Aber ist es nicht trotzdem gewaltverherrlichend, ob allein oder im Team?

Vivien Mallant: Wenn ich mit Menschen ins Gespräch komme, die das behaupten, denke ich oft, dass da sehr viel Meinung vorhanden ist, aber leider wenig Wissen. Das macht es manchmal schwierig für mich. Also fange ich erstmal an zu erklären. Wer in unserem Team spielt, was das für Menschen sind. Und dass es bei Counterstrike nicht ums Ballern geht.

Fabian Mallant: Das Ziel dieses Spiels ist ja nicht: Bringe möglichst viele Gegner um. Wenn das so wäre, würde es dem Anspruch eines eSports-Titels niemals genügen. Es geht um mehr, um Schnelligkeit, Taktik, Entscheidungen im Team. Trotzdem finde ich richtig, dass dieses Spiel erst ab 18 Jahren zugelassen ist. Weil zwar viele Jugendliche die Abstraktionsfähigkeit mitbringen und zwischen Spiel und Realität unterscheiden können. Aber eben nicht alle.

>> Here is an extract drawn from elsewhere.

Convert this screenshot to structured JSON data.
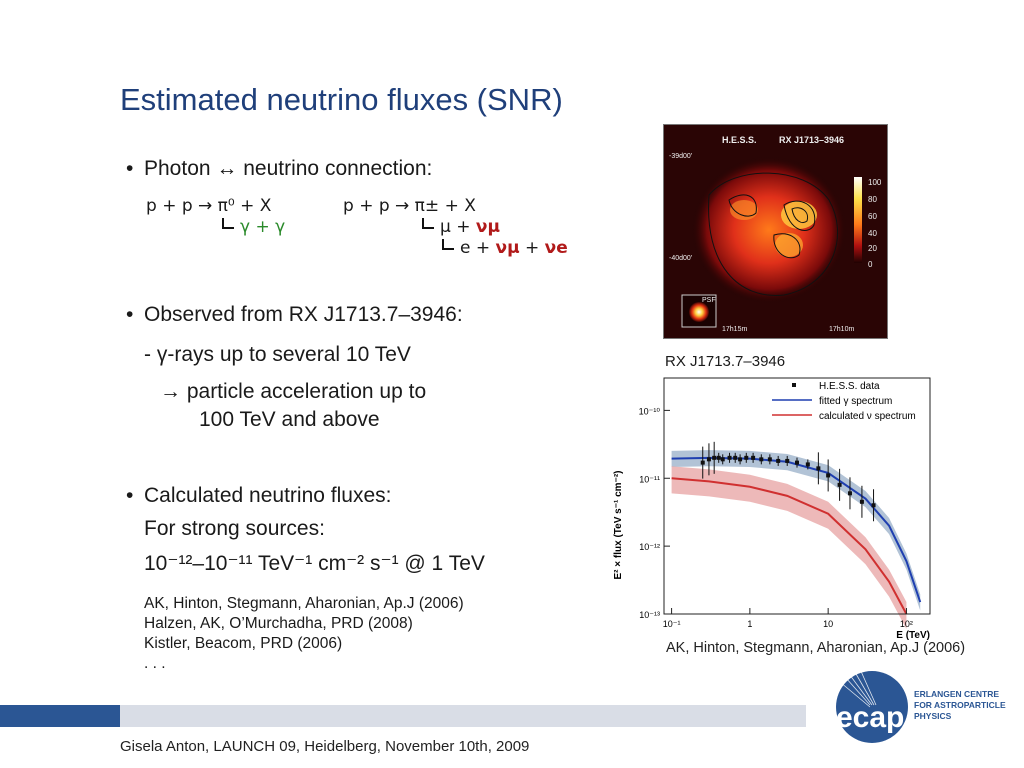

Ohnehin gilt die Gaming-Szene als sehr friedlich, Aggressionen zwischen Spielern gibt es kaum. Warum eigentlich nicht?

Fabian Mallant: Wer eSports auf einem gewissen Level betreibt, hat Phasen durchlaufen, die nicht einfach waren, die einen aber am Ende relativ resistent gemacht haben gegen Stress und Frust. Ich würde die Aggressionen bei einer Niederlage niemals am Gegner auslassen. Der Gedanke ist eher: Wir alle haben so viel Zeit investiert, um auf dieses Level zu kommen, dass wir gar nicht anders können, als uns mit Respekt zu begegnen. Außerdem ist die eSports-Szene sehr international, Rivalitäten wie im Fußball zwischen Hamburg und Bremen gibt es hier gar nicht.

In Hamburgs Partnerstadt Shanghai gibt es auf dem Walk of Fame der WM 2020 einen Stern für die Unicorns of Love. Bedeutet Ihnen das etwas?

Fabian Mallant: Natürlich. In China und im gesamten asiatischen Raum fühlt man sich die ganze Zeit als League of Legends-Profi ohnehin wie ein König.

Sonst nicht?

Fabian Mallant: Tatsächlich findet 90 Prozent meiner Tätigkeit als Coach allein vor dem Computer statt. Umso schöner sind die Momente, wenn wir bei einer Weltmeisterschaft antreten, gefeiert werden von unseren Fans und dann so etwas erleben wie die Enthüllung unseres eigenen Sterns. Der Gedanke, dass wir bald in Hamburg einen Ort haben, wo wir alle zusammenkommen können, freut mich persönlich sehr. Und das nicht einmal einen Steinwurf entfernt von dem Haus, wo unser Weg als Familienunternehmen vor wenigen Jahren begonnen hat. Das ist eine wundervolle Bestätigung unseres Weges und unserer Leidenschaft. Meinen Eltern habe ich eine Menge zu verdanken, sie hatten Verständnis für etwas, was ihnen völlig fremd war. Aber wenn darüber hinaus noch jemand von außen kommt wie Tomislav Karajica und sagt: Hey, Respekt! Was ihr euch aufgebaut habt, das finde ich cool, da möchte ich investieren – dann ist das ein Kompliment, das man als eSportler sehr selten bekommt aus der anderen Welt.